The European Union must guard against being over-ambitious in its plans to help reform vocational education and training in the former Eastern bloc.
The warning came from Anne Jones, professor of continuing education at Brunel University, an adviser to the European Training Foundation which supports the EU's Phare and Tacis economic and social reform programmes in central and eastern Europe and central Asia.
Professor Jones, former undersecretary in the Department of Employment, said the partner states had a genuine desire to learn, and an enormous amount of energy and goodwill.
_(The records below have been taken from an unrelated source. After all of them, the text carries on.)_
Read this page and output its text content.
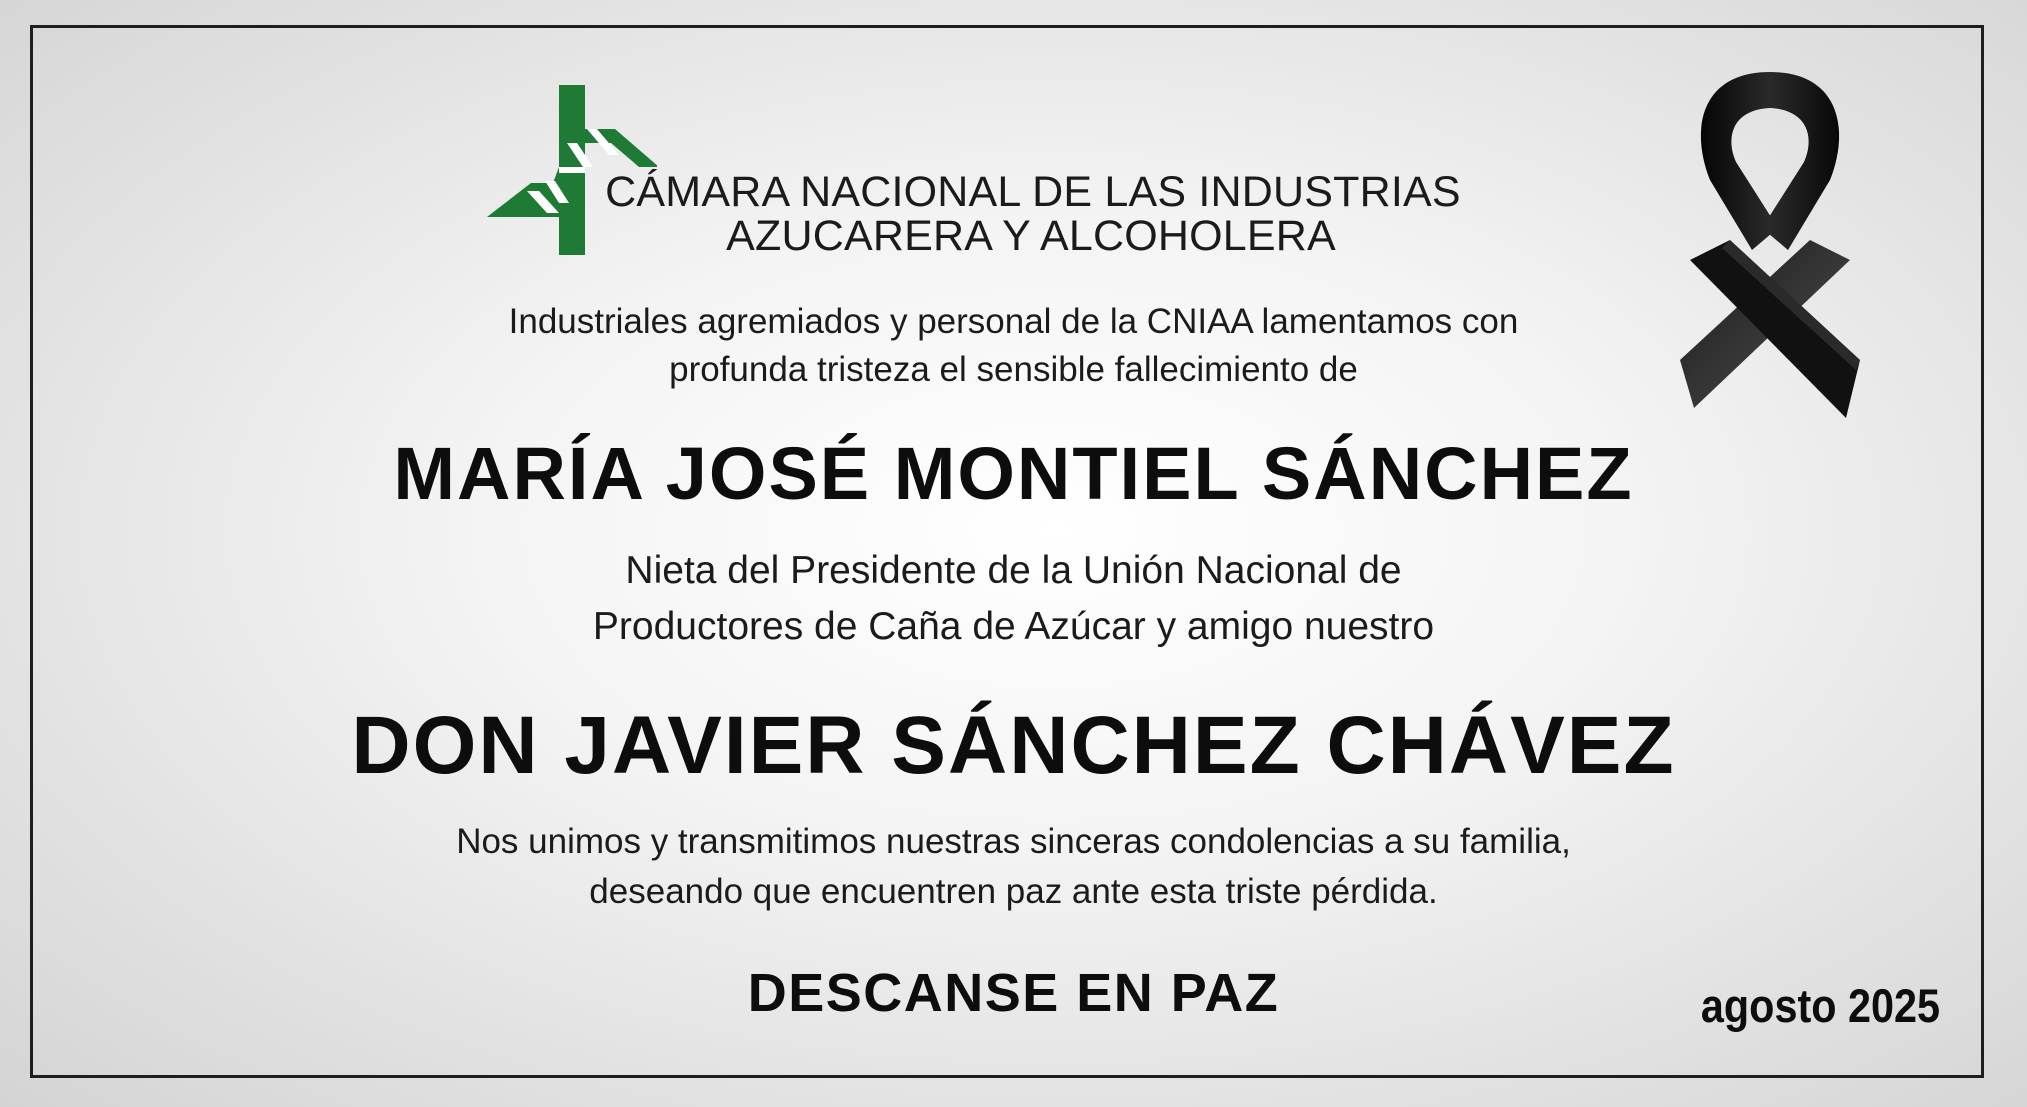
CÁMARA NACIONAL DE LAS INDUSTRIAS
AZUCARERA Y ALCOHOLERA
Industriales agremiados y personal de la CNIAA lamentamos con
profunda tristeza el sensible fallecimiento de
MARÍA JOSÉ MONTIEL SÁNCHEZ
Nieta del Presidente de la Unión Nacional de
Productores de Caña de Azúcar y amigo nuestro
DON JAVIER SÁNCHEZ CHÁVEZ
Nos unimos y transmitimos nuestras sinceras condolencias a su familia,
deseando que encuentren paz ante esta triste pérdida.
DESCANSE EN PAZ	agosto 2025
But despite a high level of technical skill, a lack of general management and interpersonal skills meant that initially some fairly simple schemes were needed.
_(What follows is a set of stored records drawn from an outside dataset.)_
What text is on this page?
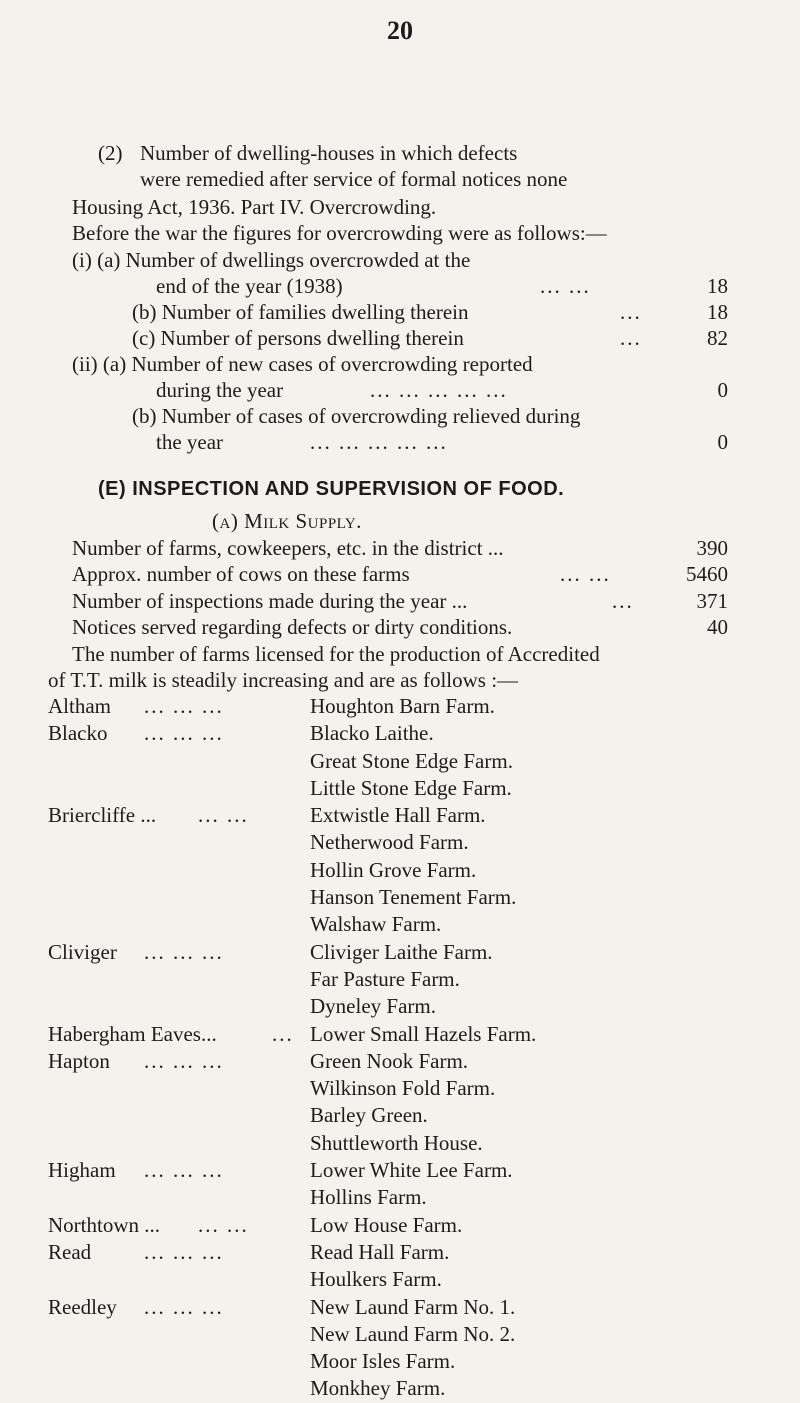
20
(2) Number of dwelling-houses in which defects
were remedied after service of formal notices none
Housing Act, 1936. Part IV. Overcrowding.
Before the war the figures for overcrowding were as follows:—
(i) (a) Number of dwellings overcrowded at the
end of the year (1938)	... ...	18
(b) Number of families dwelling therein	...	18
(c) Number of persons dwelling therein	...	82
(ii) (a) Number of new cases of overcrowding reported
during the year	... ... ... ... ...	0
(b) Number of cases of overcrowding relieved during
the year	... ... ... ... ...	0
(E) INSPECTION AND SUPERVISION OF FOOD.
(a) Milk Supply.
Number of farms, cowkeepers, etc. in the district ...	390
Approx. number of cows on these farms	... ...	5460
Number of inspections made during the year ...	...	371
Notices served regarding defects or dirty conditions.	40
The number of farms licensed for the production of Accredited
of T.T. milk is steadily increasing and are as follows :—
Altham ... ... ...	Houghton Barn Farm.
Blacko ... ... ...	Blacko Laithe.
Great Stone Edge Farm.
Little Stone Edge Farm.
Briercliffe ... ... ...	Extwistle Hall Farm.
Netherwood Farm.
Hollin Grove Farm.
Hanson Tenement Farm.
Walshaw Farm.
Cliviger ... ... ...	Cliviger Laithe Farm.
Far Pasture Farm.
Dyneley Farm.
Habergham Eaves...	... Lower Small Hazels Farm.
Hapton ... ... ...	Green Nook Farm.
Wilkinson Fold Farm.
Barley Green.
Shuttleworth House.
Higham ... ... ...	Lower White Lee Farm.
Hollins Farm.
Northtown ... ... ...	Low House Farm.
Read	... ... ...	Read Hall Farm.
Houlkers Farm.
Reedley ... ... ...	New Laund Farm No. 1.
New Laund Farm No. 2.
Moor Isles Farm.
Monkhey Farm.
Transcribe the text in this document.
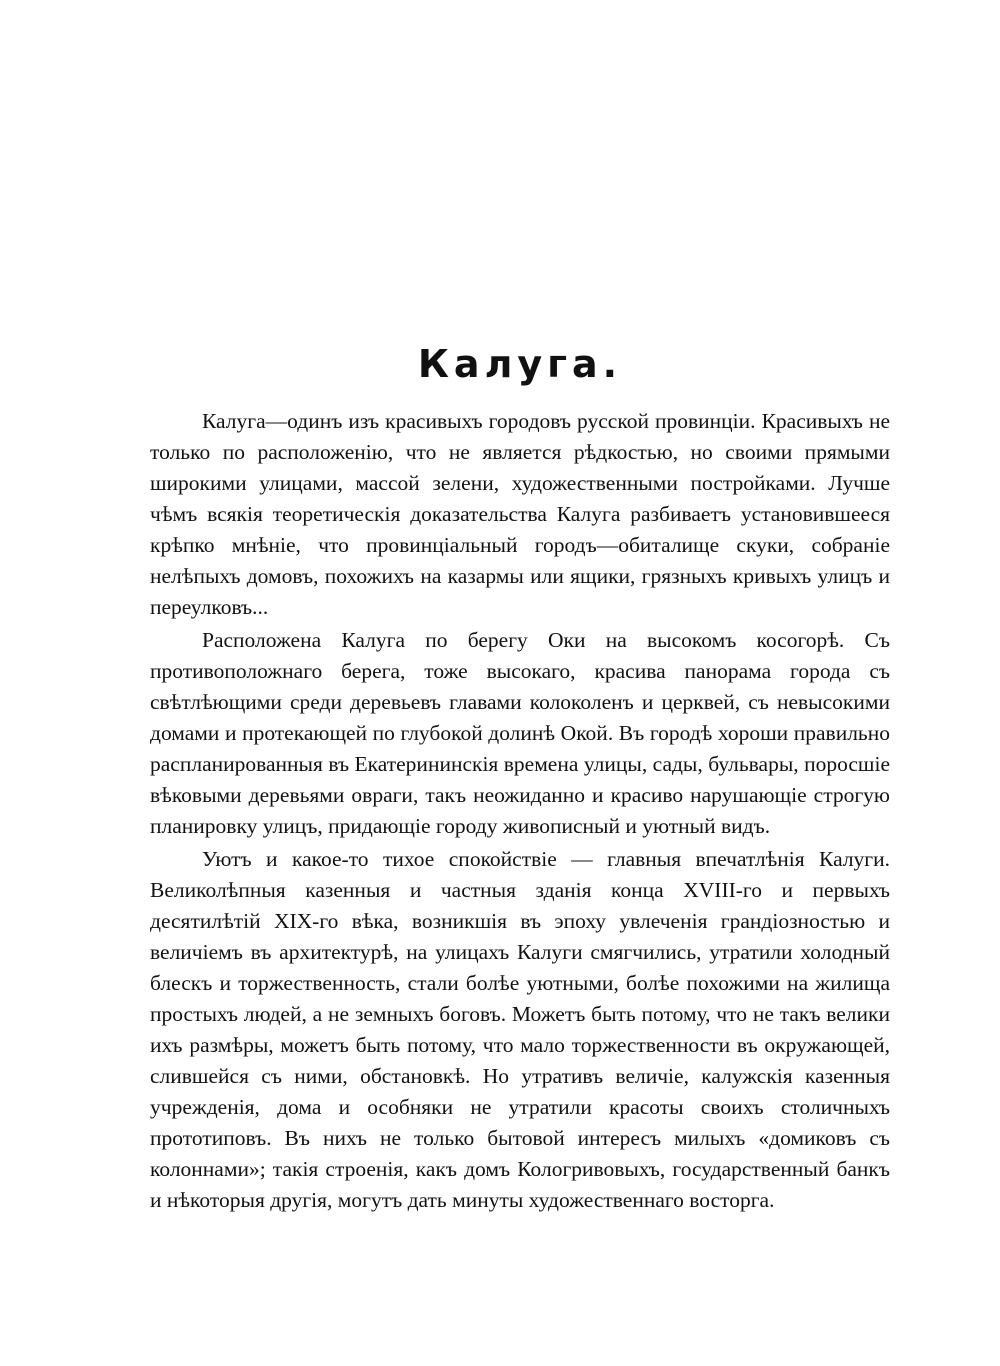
Калуга.

Калуга—одинъ изъ красивыхъ городовъ русской провинціи. Красивыхъ не только по расположенію, что не является рѣдкостью, но своими прямыми широкими улицами, массой зелени, художественными постройками. Лучше чѣмъ всякія теоретическія доказательства Калуга разбиваетъ установившееся крѣпко мнѣніе, что провинціальный городъ—обиталище скуки, собраніе нелѣпыхъ домовъ, похожихъ на казармы или ящики, грязныхъ кривыхъ улицъ и переулковъ...

Расположена Калуга по берегу Оки на высокомъ косогорѣ. Съ противоположнаго берега, тоже высокаго, красива панорама города съ свѣтлѣющими среди деревьевъ главами колоколенъ и церквей, съ невысокими домами и протекающей по глубокой долинѣ Окой. Въ городѣ хороши правильно распланированныя въ Екатерининскія времена улицы, сады, бульвары, поросшіе вѣковыми деревьями овраги, такъ неожиданно и красиво нарушающіе строгую планировку улицъ, придающіе городу живописный и уютный видъ.

Уютъ и какое-то тихое спокойствіе — главныя впечатлѣнія Калуги. Великолѣпныя казенныя и частныя зданія конца XVIII-го и первыхъ десятилѣтій XIX-го вѣка, возникшія въ эпоху увлеченія грандіозностью и величіемъ въ архитектурѣ, на улицахъ Калуги смягчились, утратили холодный блескъ и торжественность, стали болѣе уютными, болѣе похожими на жилища простыхъ людей, а не земныхъ боговъ. Можетъ быть потому, что не такъ велики ихъ размѣры, можетъ быть потому, что мало торжественности въ окружающей, слившейся съ ними, обстановкѣ. Но утративъ величіе, калужскія казенныя учрежденія, дома и особняки не утратили красоты своихъ столичныхъ прототиповъ. Въ нихъ не только бытовой интересъ милыхъ «домиковъ съ колоннами»; такія строенія, какъ домъ Кологривовыхъ, государственный банкъ и нѣкоторыя другія, могутъ дать минуты художественнаго восторга.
"What people don't always know is how to write a CV, prepare an agenda and chair a meeting," she explained.
Partnership was also a new concept, said Professor Jones, and the ETF advisory forum wants more to be done to involve trade unions and employer organisations in educational and training reforms.
"There's a great need for training the trainers to develop the resourcefulness and enterprise of people to manage themselves. It's something we've taken quite a long time to work on in this country, but they've suddenly got to do it," Professor Jones said.
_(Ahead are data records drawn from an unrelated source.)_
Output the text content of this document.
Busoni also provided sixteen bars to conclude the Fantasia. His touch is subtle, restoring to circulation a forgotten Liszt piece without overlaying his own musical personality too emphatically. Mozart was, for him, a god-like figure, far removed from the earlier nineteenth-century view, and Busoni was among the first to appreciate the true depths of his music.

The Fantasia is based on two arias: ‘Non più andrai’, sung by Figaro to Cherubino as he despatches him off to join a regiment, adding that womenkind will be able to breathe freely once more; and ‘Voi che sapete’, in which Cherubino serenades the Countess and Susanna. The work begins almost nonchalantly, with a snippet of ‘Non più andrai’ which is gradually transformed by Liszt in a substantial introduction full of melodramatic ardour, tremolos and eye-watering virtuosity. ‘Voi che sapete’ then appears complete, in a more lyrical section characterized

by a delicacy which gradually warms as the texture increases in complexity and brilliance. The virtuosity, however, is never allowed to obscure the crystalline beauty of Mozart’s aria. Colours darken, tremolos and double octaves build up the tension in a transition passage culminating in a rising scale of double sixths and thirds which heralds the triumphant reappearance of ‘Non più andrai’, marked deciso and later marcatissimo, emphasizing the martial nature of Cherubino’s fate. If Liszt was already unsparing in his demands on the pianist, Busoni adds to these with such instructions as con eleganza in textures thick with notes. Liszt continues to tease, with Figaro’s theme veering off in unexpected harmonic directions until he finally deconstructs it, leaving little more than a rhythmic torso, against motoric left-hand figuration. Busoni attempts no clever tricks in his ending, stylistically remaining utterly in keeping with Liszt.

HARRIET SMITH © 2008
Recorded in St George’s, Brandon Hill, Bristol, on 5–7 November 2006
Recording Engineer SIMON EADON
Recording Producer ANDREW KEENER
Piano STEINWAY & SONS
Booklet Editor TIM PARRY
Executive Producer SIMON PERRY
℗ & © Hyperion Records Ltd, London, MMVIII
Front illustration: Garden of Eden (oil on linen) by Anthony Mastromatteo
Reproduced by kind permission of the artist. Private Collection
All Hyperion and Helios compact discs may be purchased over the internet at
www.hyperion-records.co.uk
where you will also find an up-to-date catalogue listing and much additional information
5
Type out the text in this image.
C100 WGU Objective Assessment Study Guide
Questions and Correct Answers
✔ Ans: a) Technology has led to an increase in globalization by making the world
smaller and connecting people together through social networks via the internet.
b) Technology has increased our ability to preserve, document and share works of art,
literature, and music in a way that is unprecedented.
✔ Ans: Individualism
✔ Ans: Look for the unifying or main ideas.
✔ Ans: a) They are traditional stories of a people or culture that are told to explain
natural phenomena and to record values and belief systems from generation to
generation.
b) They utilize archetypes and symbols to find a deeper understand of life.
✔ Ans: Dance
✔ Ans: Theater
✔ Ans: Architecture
The advisory forum has stressed that advice from the West must be focussed more specifically on the needs of individual countries. Under the previous centralised regime, countries specialised in particular areas, developing different strengths.
Professor Jones warned that it was also important to be sensitive to each new state's cultural identity, and to realise that western solutions were not necessarily appropriate.
In the United Kingdom, employers were seen as a major source of funding for training, but in emerging economies, this type of support was difficult to find, and lack of core funding made it difficult to establish small and medium-sized enterprises in the first place.